Özel, “İstanbul Büyükşehir Belediyesi soruşturmasında görev alan avukatların gözaltına alınmasına yönelik değerlendirmesinin sorulması üzerine, “Arkadaşlar avukatların bir suçu varsa, ilk operasyon yapılıp herkesin gözaltına alındığı süreçte aynı şeyle suçlanmaları lazımdı, değil mi? O gün suçlanmadıklarına göre bugün suçları savunma yapmak. Savunma mesleğini yargılamaya çalışıyorlar. İnanılmaz şeyler duyuyoruz. İnanılmaz şeyler. Avukatların gözaltına alınması, hele hele tutuklanması bu davanın etkin savunmasının, şu anda iddialar var, iddialar teker teker patlıyor. MASAK Raporu’nu perişan eden, bu avukatların doğru savunmasıdır. Her iğrenç iftiranın önüne somut kanıt koydular. Avukatla baş edemeyen savcı, avukatı içeri alıyor. Herhalde dünya hukuk tarihinin en yüz karası işini yapıyor. Olacak şey değil. Erdoğan kendi rakibini belirlemeye çalışıyordu ya, o yüzden baktı ‘Ben yenemem Ekrem İmamoğlu’nu, bunu hapse atın’ dedi. Savcı da baktı avukatları yenemiyor, ‘Hapse atın, içeri alın. Yenebileceğim bir avukat bulun.’ Bu dünya hukuk tarihinin en büyük kara lekesidir. Sabah savunmanın gözaltına alındığına ilişkin itirazlar yükselince öğleden sonra şey sızdırıyor. ‘Ekrem İmamoğlu’yla aynı mali suçlardan avukatları da suçlu.’ İlk gün soraydın. İlk gün yoktu da bu arkadaşların suçu, bu arada mı işlediler? Aynı iğrenç torbanın içine bu sefer de avukatları atıyor. Yenemediğini içeri atma taktiğini Erdoğan’dan Akın Gürlek de almış. Akın Gürlek’in iddialarını teker teker çürüten üç tane aslan gibi hukukçuyu içeri atmak çare değildir” yanıtını verdi.

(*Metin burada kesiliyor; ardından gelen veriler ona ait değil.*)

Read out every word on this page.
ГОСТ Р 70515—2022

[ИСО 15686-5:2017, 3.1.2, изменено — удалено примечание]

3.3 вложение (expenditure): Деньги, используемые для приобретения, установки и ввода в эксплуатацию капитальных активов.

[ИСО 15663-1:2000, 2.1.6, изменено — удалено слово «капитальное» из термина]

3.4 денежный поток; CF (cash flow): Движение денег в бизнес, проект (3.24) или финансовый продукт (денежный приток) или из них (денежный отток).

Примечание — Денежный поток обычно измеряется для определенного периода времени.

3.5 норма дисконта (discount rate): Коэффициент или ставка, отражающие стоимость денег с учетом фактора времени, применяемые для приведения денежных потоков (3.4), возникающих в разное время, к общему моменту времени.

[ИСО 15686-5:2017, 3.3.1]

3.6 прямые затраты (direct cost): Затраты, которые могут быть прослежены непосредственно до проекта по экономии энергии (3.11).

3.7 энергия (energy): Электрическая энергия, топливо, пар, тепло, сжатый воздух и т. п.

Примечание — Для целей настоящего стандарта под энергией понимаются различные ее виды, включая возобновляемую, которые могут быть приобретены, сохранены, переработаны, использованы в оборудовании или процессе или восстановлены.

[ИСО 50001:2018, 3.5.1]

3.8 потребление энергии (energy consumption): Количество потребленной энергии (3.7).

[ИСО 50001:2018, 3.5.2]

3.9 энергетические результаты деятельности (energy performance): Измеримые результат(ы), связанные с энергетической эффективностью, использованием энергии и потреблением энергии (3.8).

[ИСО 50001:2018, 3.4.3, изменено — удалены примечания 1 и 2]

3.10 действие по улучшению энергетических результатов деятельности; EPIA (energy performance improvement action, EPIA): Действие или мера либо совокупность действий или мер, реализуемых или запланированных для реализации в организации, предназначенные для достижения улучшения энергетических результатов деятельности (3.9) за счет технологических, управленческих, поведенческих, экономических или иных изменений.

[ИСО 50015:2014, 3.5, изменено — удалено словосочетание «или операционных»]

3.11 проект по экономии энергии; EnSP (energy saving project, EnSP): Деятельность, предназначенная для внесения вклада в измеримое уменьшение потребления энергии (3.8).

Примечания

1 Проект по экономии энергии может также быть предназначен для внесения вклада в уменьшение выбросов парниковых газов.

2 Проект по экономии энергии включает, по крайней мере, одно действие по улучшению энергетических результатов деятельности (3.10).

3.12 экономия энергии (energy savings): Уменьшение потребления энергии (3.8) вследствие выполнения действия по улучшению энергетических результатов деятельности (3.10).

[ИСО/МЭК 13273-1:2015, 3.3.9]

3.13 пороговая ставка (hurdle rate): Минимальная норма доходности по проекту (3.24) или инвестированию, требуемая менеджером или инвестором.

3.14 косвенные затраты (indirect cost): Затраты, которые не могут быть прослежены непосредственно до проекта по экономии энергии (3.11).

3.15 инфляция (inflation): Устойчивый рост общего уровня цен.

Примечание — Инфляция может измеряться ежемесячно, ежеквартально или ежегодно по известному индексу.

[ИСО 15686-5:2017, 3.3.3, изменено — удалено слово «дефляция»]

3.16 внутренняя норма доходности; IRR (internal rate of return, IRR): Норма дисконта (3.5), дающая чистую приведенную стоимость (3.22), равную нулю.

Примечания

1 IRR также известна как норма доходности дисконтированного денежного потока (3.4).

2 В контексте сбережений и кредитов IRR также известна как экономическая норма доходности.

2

“ONLARLA AYNI PARTİDE BULUNMUŞ OLMAKTAN UTANÇ DUYUYORUM”
Cumhuriyet Halk Partisi’nin Olağanüstü Kurultayı’nın iptali için yapılan başvuruyu değerlendiren Özel, “Bunlar olağan kurultayı da mahkemeye veren aynı kişiler. İzmir’den olan da Hatay’dan olan da. İsimlerini söyleyip de nefes israfı yapmayayım. Orada sonuç alamadılar. Oraya ‘Şaibeli’ dediler. Onu dediler, bunu dediler. Beş mahkeme de reddetti bunları. Şimdi çıktı olağanüstü yaptığımız kurultaya. Yahu bin 170 oy almışız. Neyini iptal ettireceksin? İptal edilirse bin 300 oy alacağımızı görmüyorlar mı? O yüzden ben bu kadar perişan olmuş bir yapının, kendisini bu hallere düşürmesinden dolayı bir dönem onlarla, ikisi de partiden uzaklaştırılmış, ihraç edilmiş kişidir. Onlarla bir dönem aynı partide bulunmuş olmaktan dolayı büyük bir utanç duyuyorum. Herhalde bunlardan bir tanesinin üzerinde bir karar verdik, çaresizlikle o günlerin içinde. Ondan dolayı da benim kendi kendime yapmam gereken bir özeleştiri var” dedi.